Private and public sector stakeholders from 20 countries gathered in Ukraine this week to find ways to speed up and scale up a key market mechanism under the Kyoto Protocol, and ensure that lessons learned are carried to the critical international climate change conference in Copenhagen in December.
"The international consensus is clear: climate change is a global threat that requires a global response. It is equally clear that addressing climate change will take a great deal of resources. The Kyoto Protocol’s
market-based mechanisms, including Joint Implementation, are among the few tools we have at our disposal, now, up and running, that can help deliver those resources," said Yvo de Boer, Executive Secretary of the United Nations Framework Convention on Climate Change (UNFCCC).
The Executive Secretary was marking the close of a two-day workshop of project developers, investors, national approval agencies and experts involved in Joint Implementation (JI). Under the mechanism, projects in any country with a commitment under the Kyoto Protocol can earn saleable, tradable emission reduction units (ERUs) by reducing greenhouse gas emissions below business-as-usual. Countries and companies can use ERUs to cover a part of their commitments under the Protocol.
Among other things, participants at the 6th JI Technical Workshop, the first held in a JI host country, shared their views on the future of JI after 2012, affirming a consensus by Parties to the UNFCCC negotiations that the mechanisms will continue to have an important role to play.
"Parties have already said that the Kyoto Protocol mechanisms – emissions trading, JI, and the clean development mechanism, with its projects in developing countries – should continue. Parties have also said that the mechanisms could be improved. The results of the technical workshop will help define those improvements, and thus contribute to a positive outcome in Copenhagen," Mr. de Boer said.

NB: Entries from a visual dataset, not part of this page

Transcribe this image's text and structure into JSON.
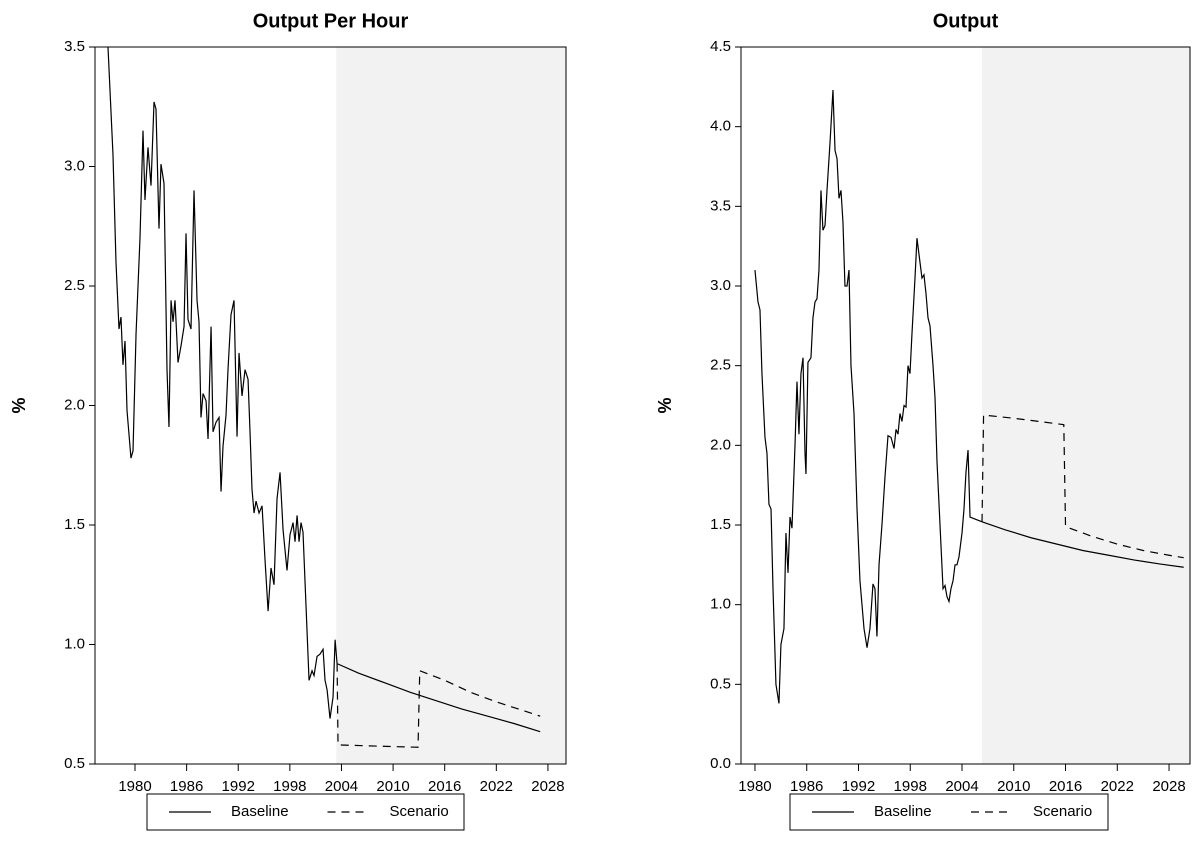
{
  "chart_data": [
    {
      "type": "line",
      "title": "Output Per Hour",
      "y_label": "%",
      "xlim": [
        1975.35,
        2030.1
      ],
      "ylim": [
        0.5,
        3.5
      ],
      "xticks": [
        1980,
        1986,
        1992,
        1998,
        2004,
        2010,
        2016,
        2022,
        2028
      ],
      "yticks": [
        0.5,
        {
          "value": 1,
          "label": "1.0"
        },
        1.5,
        {
          "value": 2,
          "label": "2.0"
        },
        2.5,
        {
          "value": 3,
          "label": "3.0"
        },
        3.5
      ],
      "shade_start": 2003.4,
      "legend": "bottom",
      "series": [
        {
          "name": "Baseline",
          "color": "#000000",
          "dash": "none",
          "x": [
            1976.86,
            1977.44,
            1977.79,
            1978.14,
            1978.37,
            1978.6,
            1978.84,
            1979.07,
            1979.53,
            1979.77,
            1980.12,
            1980.58,
            1980.93,
            1981.16,
            1981.51,
            1981.86,
            1982.21,
            1982.44,
            1982.79,
            1983.02,
            1983.37,
            1983.72,
            1983.95,
            1984.19,
            1984.42,
            1984.65,
            1985,
            1985.35,
            1985.7,
            1985.93,
            1986.16,
            1986.51,
            1986.86,
            1987.21,
            1987.44,
            1987.67,
            1987.91,
            1988.26,
            1988.49,
            1988.84,
            1989.07,
            1989.42,
            1989.77,
            1990,
            1990.23,
            1990.58,
            1990.81,
            1991.16,
            1991.51,
            1991.86,
            1992.09,
            1992.44,
            1992.79,
            1993.14,
            1993.37,
            1993.6,
            1993.84,
            1994.07,
            1994.42,
            1994.77,
            1995.12,
            1995.47,
            1995.81,
            1996.16,
            1996.51,
            1996.86,
            1997.21,
            1997.67,
            1998.02,
            1998.37,
            1998.6,
            1998.84,
            1999.07,
            1999.3,
            1999.53,
            1999.88,
            2000.23,
            2000.58,
            2000.81,
            2001.16,
            2001.51,
            2001.86,
            2002.09,
            2002.33,
            2002.67,
            2003.02,
            2003.26,
            2003.49,
            2006,
            2009,
            2012,
            2015,
            2018,
            2021,
            2024,
            2027.1
          ],
          "values": [
            3.5,
            3.05,
            2.6,
            2.32,
            2.37,
            2.17,
            2.27,
            1.98,
            1.78,
            1.81,
            2.3,
            2.7,
            3.15,
            2.86,
            3.08,
            2.92,
            3.27,
            3.24,
            2.74,
            3.01,
            2.93,
            2.15,
            1.91,
            2.44,
            2.35,
            2.44,
            2.18,
            2.25,
            2.33,
            2.72,
            2.36,
            2.32,
            2.9,
            2.44,
            2.35,
            1.95,
            2.05,
            2.02,
            1.86,
            2.33,
            1.89,
            1.93,
            1.95,
            1.64,
            1.83,
            1.96,
            2.15,
            2.38,
            2.44,
            1.87,
            2.22,
            2.04,
            2.15,
            2.11,
            1.89,
            1.65,
            1.55,
            1.6,
            1.55,
            1.58,
            1.35,
            1.14,
            1.32,
            1.25,
            1.61,
            1.72,
            1.48,
            1.31,
            1.46,
            1.51,
            1.43,
            1.54,
            1.43,
            1.51,
            1.47,
            1.16,
            0.85,
            0.89,
            0.87,
            0.95,
            0.96,
            0.98,
            0.85,
            0.81,
            0.69,
            0.78,
            1.02,
            0.92,
            0.88,
            0.84,
            0.8,
            0.765,
            0.73,
            0.7,
            0.67,
            0.635
          ]
        },
        {
          "name": "Scenario",
          "color": "#000000",
          "dash": "8 6",
          "x": [
            2003.49,
            2003.6,
            2008,
            2012.9,
            2013.1,
            2016,
            2019,
            2022,
            2025,
            2027.1
          ],
          "values": [
            0.92,
            0.58,
            0.575,
            0.57,
            0.89,
            0.85,
            0.8,
            0.76,
            0.725,
            0.7
          ]
        }
      ]
    },
    {
      "type": "line",
      "title": "Output",
      "y_label": "%",
      "xlim": [
        1978.38,
        2030.43
      ],
      "ylim": [
        0,
        4.5
      ],
      "xticks": [
        1980,
        1986,
        1992,
        1998,
        2004,
        2010,
        2016,
        2022,
        2028
      ],
      "yticks": [
        {
          "value": 0,
          "label": "0.0"
        },
        0.5,
        {
          "value": 1,
          "label": "1.0"
        },
        1.5,
        {
          "value": 2,
          "label": "2.0"
        },
        2.5,
        {
          "value": 3,
          "label": "3.0"
        },
        3.5,
        {
          "value": 4,
          "label": "4.0"
        },
        4.5
      ],
      "shade_start": 2006.32,
      "legend": "bottom",
      "series": [
        {
          "name": "Baseline",
          "color": "#000000",
          "dash": "none",
          "x": [
            1980,
            1980.35,
            1980.58,
            1980.81,
            1981.16,
            1981.39,
            1981.62,
            1981.86,
            1982.09,
            1982.43,
            1982.78,
            1983.01,
            1983.36,
            1983.59,
            1983.83,
            1984.06,
            1984.29,
            1984.64,
            1984.87,
            1985.1,
            1985.33,
            1985.57,
            1985.8,
            1985.91,
            1986.14,
            1986.49,
            1986.72,
            1986.96,
            1987.19,
            1987.42,
            1987.65,
            1987.88,
            1988.12,
            1988.35,
            1988.7,
            1989.04,
            1989.28,
            1989.51,
            1989.74,
            1989.97,
            1990.2,
            1990.43,
            1990.67,
            1990.9,
            1991.13,
            1991.48,
            1991.83,
            1992.17,
            1992.64,
            1992.99,
            1993.33,
            1993.68,
            1993.91,
            1994.14,
            1994.38,
            1994.72,
            1995.07,
            1995.42,
            1995.77,
            1996.12,
            1996.35,
            1996.58,
            1996.81,
            1997.04,
            1997.28,
            1997.51,
            1997.74,
            1997.97,
            1998.2,
            1998.55,
            1998.78,
            1999.01,
            1999.36,
            1999.59,
            1999.83,
            2000.06,
            2000.29,
            2000.64,
            2000.87,
            2001.1,
            2001.45,
            2001.8,
            2002.03,
            2002.26,
            2002.49,
            2002.72,
            2002.96,
            2003.19,
            2003.42,
            2003.65,
            2004,
            2004.23,
            2004.46,
            2004.7,
            2004.93,
            2006.32,
            2009,
            2012,
            2015,
            2018,
            2021,
            2024,
            2027,
            2029.7
          ],
          "values": [
            3.1,
            2.9,
            2.85,
            2.45,
            2.05,
            1.95,
            1.63,
            1.6,
            1.1,
            0.5,
            0.38,
            0.75,
            0.85,
            1.45,
            1.2,
            1.55,
            1.48,
            2,
            2.4,
            2.07,
            2.45,
            2.55,
            1.95,
            1.82,
            2.52,
            2.55,
            2.8,
            2.9,
            2.92,
            3.1,
            3.6,
            3.35,
            3.38,
            3.6,
            3.9,
            4.23,
            3.85,
            3.8,
            3.55,
            3.6,
            3.4,
            3,
            3,
            3.1,
            2.5,
            2.2,
            1.6,
            1.15,
            0.85,
            0.73,
            0.85,
            1.13,
            1.1,
            0.8,
            1.25,
            1.5,
            1.8,
            2.06,
            2.05,
            1.98,
            2.1,
            2.07,
            2.2,
            2.15,
            2.25,
            2.24,
            2.5,
            2.45,
            2.7,
            3.05,
            3.3,
            3.2,
            3.05,
            3.07,
            2.95,
            2.8,
            2.75,
            2.5,
            2.3,
            1.9,
            1.5,
            1.1,
            1.12,
            1.05,
            1.02,
            1.1,
            1.15,
            1.25,
            1.25,
            1.3,
            1.45,
            1.6,
            1.83,
            1.97,
            1.55,
            1.52,
            1.47,
            1.42,
            1.38,
            1.34,
            1.31,
            1.28,
            1.255,
            1.235
          ]
        },
        {
          "name": "Scenario",
          "color": "#000000",
          "dash": "8 6",
          "x": [
            2006.32,
            2006.5,
            2010,
            2015.8,
            2016,
            2019,
            2022,
            2025,
            2028,
            2029.7
          ],
          "values": [
            1.52,
            2.19,
            2.17,
            2.13,
            1.49,
            1.43,
            1.38,
            1.34,
            1.31,
            1.295
          ]
        }
      ]
    }
  ]
}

Stakeholders expressed their views on how to further facilitate implementation of JI. Their discussions focused on existing, country-specific and process related barriers to effective and full implementation of the mechanism. These will be considered further by the Joint Implementation Supervisory Committee (JISC), which begins today in Kiev its 17th regular meeting.
"Ukraine is the leading host country for JI projects with 11 approved projects under the Track 1 and Track 2 processes already. Our efforts to mitigate climate change through environmentally sound project-based emissions reductions are significant and growing. We hope the lessons learned here can help spur the mechanism’s growth throughout the region, and beyond," said Igor Lupaltsov, Head of the National Environmental Investment Agency of Ukraine, the hosting agency.
The more than 200 participants made observations that might stimulate the growth of JI now, in the first commitment period of the Kyoto Protocol, 2008–2012. They also kept one eye to the future.
"It makes sense that experiences to date should be taken into account in the ongoing negotiating process under the UNFCCC, with a view to further facilitating the implementation of the mechanisms in the future. Joint Implementation is having a positive effect now, and it will do so in the future, if we make good use of the lessons learned," said Ricarda Rieger, Country Director, United Nations Development Programme, Ukraine, which helped to organize and run the workshop.
When it meets this week, the JISC will consider the inputs from the technical workshop with a view to adopting new guidance and procedures by its 19th meeting, to be held in Copenhagen in December, just prior to the international climate change conference. The next meeting of the JISC will be held in Bonn, Germany, on 22–23 October this year.